他把打包好的食物依次装进简易保温箱,码放整齐,刚骑上电瓶车,车把就被人温柔但不容拒绝的拽住了。
“咱俩谈谈?”
是冷静从容的语气,并无半分恳求意味。
司南侧过头看了女人一眼——精致的妆容,不菲的衣饰,优雅从容的就连耳朵边凌乱垂着的发丝都像是经过严密计算的。
够美。
他再怎么没见过世面,短短一眼,也足够他意识到女人这些年日子过得有多好。
刹那的恍惚。
心底有什么东西破土而出了。
这让他瞬间愤怒,当即使劲一扭车把,连人带车猛射了出去。
女人被这股冲力猛地一带,模样狼狈的向前趔趄了几步,双膝一软,差点重心不稳跪在地上。
这股怒气一直持续到他把饭送到客人手上都没能消退。
“诶你不是……”陈森话还没说完,人就掉头走了。背影在楼梯拐角一闪而过,陈森拎着饭盒笑了:“跟谁这么大气性呢……”
屋里三姨喊:“小森,是送外卖的吗?”
“是。”陈森应了一嗓子。
把外卖取出来倒进盘子里,陈森拈了块鸡肉喂进嘴里:“啧,一般嘛。”
司南工作的饭馆每天会管一顿午饭。
他速度很快的吃完饭,准备收拾完自己的碗筷就去台球厅那边上班。
厨房里,饭馆的老板走过来,靠在洗碗池边上看他。
“外面那个女人你认识?”
“……”
老板又说:“我看她站那儿一天了。”
“……”
“我让她进来坐坐她也不肯,说是在等人。”
“……”
“我看你俩长的挺像的。”老板突然笑起来,“她该不会是你妈吧?”
司南手一抖,不锈钢碗掉落到水池里发出刺耳的撞击声。
老板悻悻的打了个哈哈走开了。
司南站在饭馆门口。
女人沉静望着他。
无声的僵持横亘在两人中间,司南压了压帽檐,走到街对面。
两人视线对上的那一刻,司南心里竟生出点狭路相逢,避无可避之感。
“跟我来。”他听见自己声音冷静的说。
江边的风很大,司南听到女人的风衣被吹得猎猎作响。
“她的骨灰就洒在这儿。”他说,“因为司远贵没钱给她买墓地。”
“是吗?”女人声音很轻。
司南知道她不在乎。
司蓁抬手把被风吹乱的头发别到耳后。
眼前这条江是父亲留给她最后的记忆。
当年,男人就是从这里坐船逃离的。逃离粗鄙不堪的妻子,哭闹不止的一双儿女,逃离暗无天日的繁重负担和一眼就看得到头的生活。
一江之隔,山那头是新的天地。
父亲不辞而别之后,本就脾气暴躁的母亲渐渐的变得有些疯癫。
年幼的她成了母亲的出气筒,那些无法宣之于口的怨恨和被抛弃的痛苦被女人变着花样的化作各种施暴手段,而她只能选择被动的承受。

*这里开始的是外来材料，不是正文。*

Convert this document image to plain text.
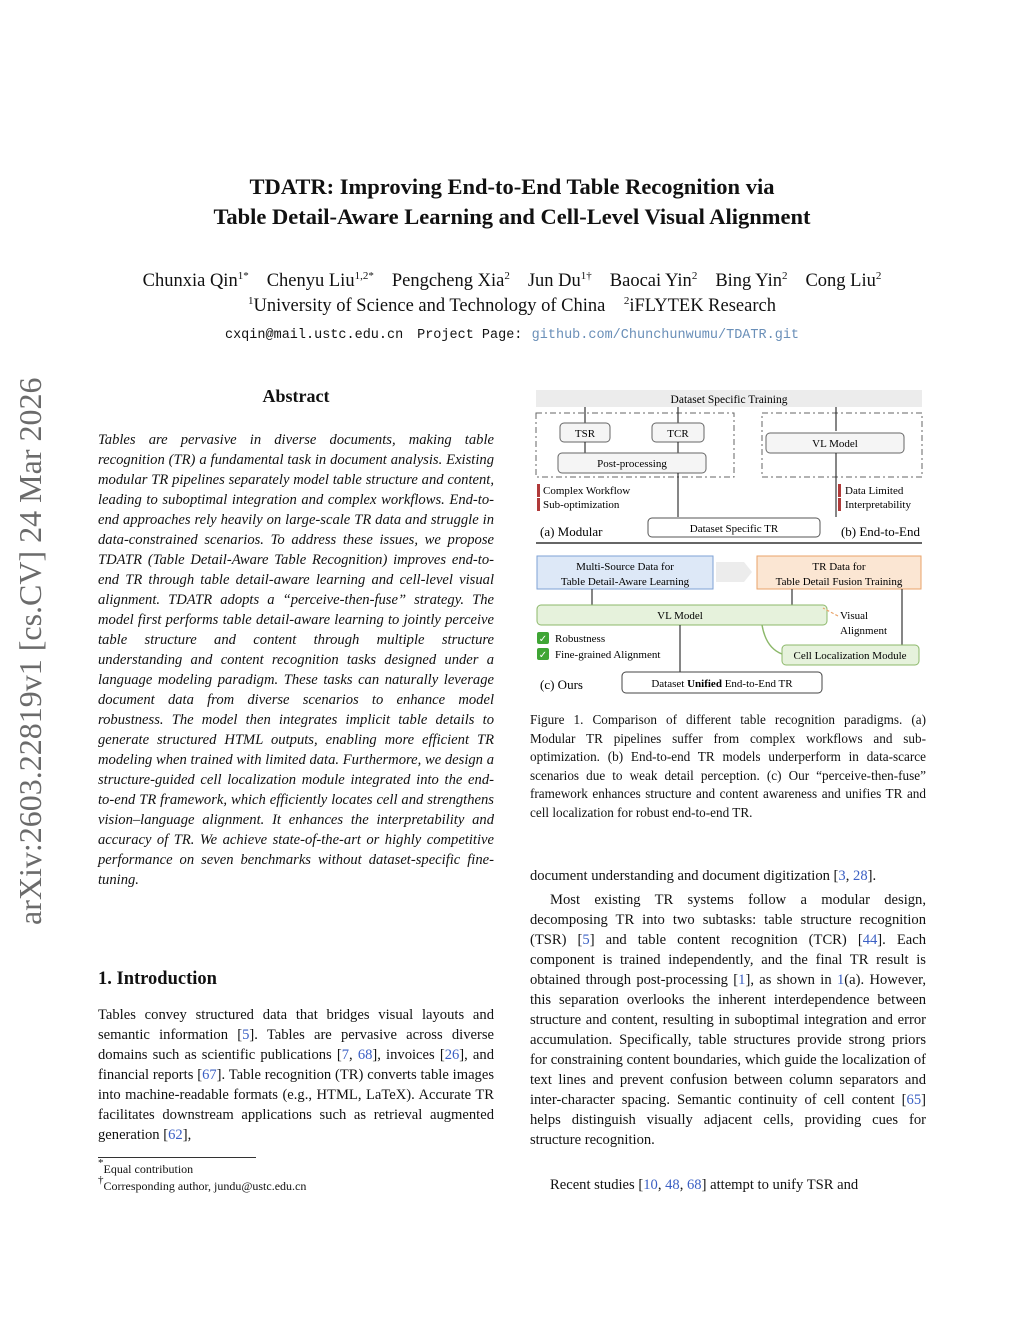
TDATR: Improving End-to-End Table Recognition via
Table Detail-Aware Learning and Cell-Level Visual Alignment
Chunxia Qin$^{1*}$ Chenyu Liu$^{1,2*}$ Pengcheng Xia$^2$ Jun $Du^{1\dagger}$ Baocai Yin$^2$ Bing Yin$^2$ Cong Liu$^2$
$^1$University of Science and Technology of China $^2$iFLYTEK Research
cxqin@mail.ustc.edu.cn Project Page: github.com/Chunchunwumu/TDATR.git
arXiv:2603.22819v1 [cs.CV] 24 Mar 2026	Abstract
Tables are pervasive in diverse documents, making table recognition (TR) a fundamental task in document analysis. Existing modular TR pipelines separately model table structure and content, leading to suboptimal integration and complex workflows. End-to-end approaches rely heavily on large-scale TR data and struggle in data-constrained scenarios. To address these issues, we propose TDATR (Table Detail-Aware Table Recognition) improves end-to-end TR through table detail-aware learning and cell-level visual alignment. TDATR adopts a “perceive-then-fuse” strategy. The model first performs table detail-aware learning to jointly perceive table structure and content through multiple structure understanding and content recognition tasks designed under a language modeling paradigm. These tasks can naturally leverage document data from diverse scenarios to enhance model robustness. The model then integrates implicit table details to generate structured HTML outputs, enabling more efficient TR modeling when trained with limited data. Furthermore, we design a structure-guided cell localization module integrated into the end-to-end TR framework, which efficiently locates cell and strengthens vision–language alignment. It enhances the interpretability and accuracy of TR. We achieve state-of-the-art or highly competitive performance on seven benchmarks without dataset-specific fine-tuning.
1. Introduction
Tables convey structured data that bridges visual layouts and semantic information [5]. Tables are pervasive across diverse domains such as scientific publications [7, 68], invoices [26], and financial reports [67]. Table recognition (TR) converts table images into machine-readable formats (e.g., HTML, LaTeX). Accurate TR facilitates downstream applications such as retrieval augmented generation [62],
*Equal contribution
†Corresponding author, jundu@ustc.edu.cn
Dataset Specific Training
TSR	TCR
Post-processing
VL Model
Complex Workflow
Sub-optimization
Data Limited
Interpretability
(a) Modular	Dataset Specific TR	(b) End-to-End
Multi-Source Data for
Table Detail-Aware Learning
TR Data for
Table Detail Fusion Training
VL Model	Visual
Alignment
Cell Localization Module
✓ Robustness
✓ Fine-grained Alignment
(c) Ours	Dataset Unified End-to-End TR
Figure 1. Comparison of different table recognition paradigms. (a) Modular TR pipelines suffer from complex workflows and sub-optimization. (b) End-to-end TR models underperform in data-scarce scenarios due to weak detail perception. (c) Our “perceive-then-fuse” framework enhances structure and content awareness and unifies TR and cell localization for robust end-to-end TR.
document understanding and document digitization [3, 28].
Most existing TR systems follow a modular design, decomposing TR into two subtasks: table structure recognition (TSR) [5] and table content recognition (TCR) [44]. Each component is trained independently, and the final TR result is obtained through post-processing [1], as shown in 1(a). However, this separation overlooks the inherent interdependence between structure and content, resulting in suboptimal integration and error accumulation. Specifically, table structures provide strong priors for constraining content boundaries, which guide the localization of text lines and prevent confusion between column separators and inter-character spacing. Semantic continuity of cell content [65] helps distinguish visually adjacent cells, providing cues for structure recognition.
Recent studies [10, 48, 68] attempt to unify TSR and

与此同时,弟弟司远贵却宛若高高在上的皇太子一般被母亲捧在心尖上疼惜着,宠溺着。
司蓁曾经想杀了司远贵。
不止一次的想。
五岁那年,她偷偷的跟在父亲身后,看他提着皮箱站在渡口上等渡船,她不知道他要去哪儿,但她本能的走到了他面前,哀求他,带她一起走。
那时候男人只对她说了两句话。
一句是对不起。
一句是他要自己成全自己。
司蓁在杀人犯和新生活之间选择了后者。
她最终在十三岁那年以同样的方式离开了这个畸形而冷漠的家庭。
她成全了自己,一走就走了十一年。
司蓁发现司南比起一年前又长高了些。
她对于自己能发现这个细节感到很惊讶,毕竟她从没对自己这个一夜情得来的便宜儿子花过任何心思。一直以来,他的存在对她来说,就只是一股清淡水流,缓慢寂静,无声无息,轻微到可以随意忽略。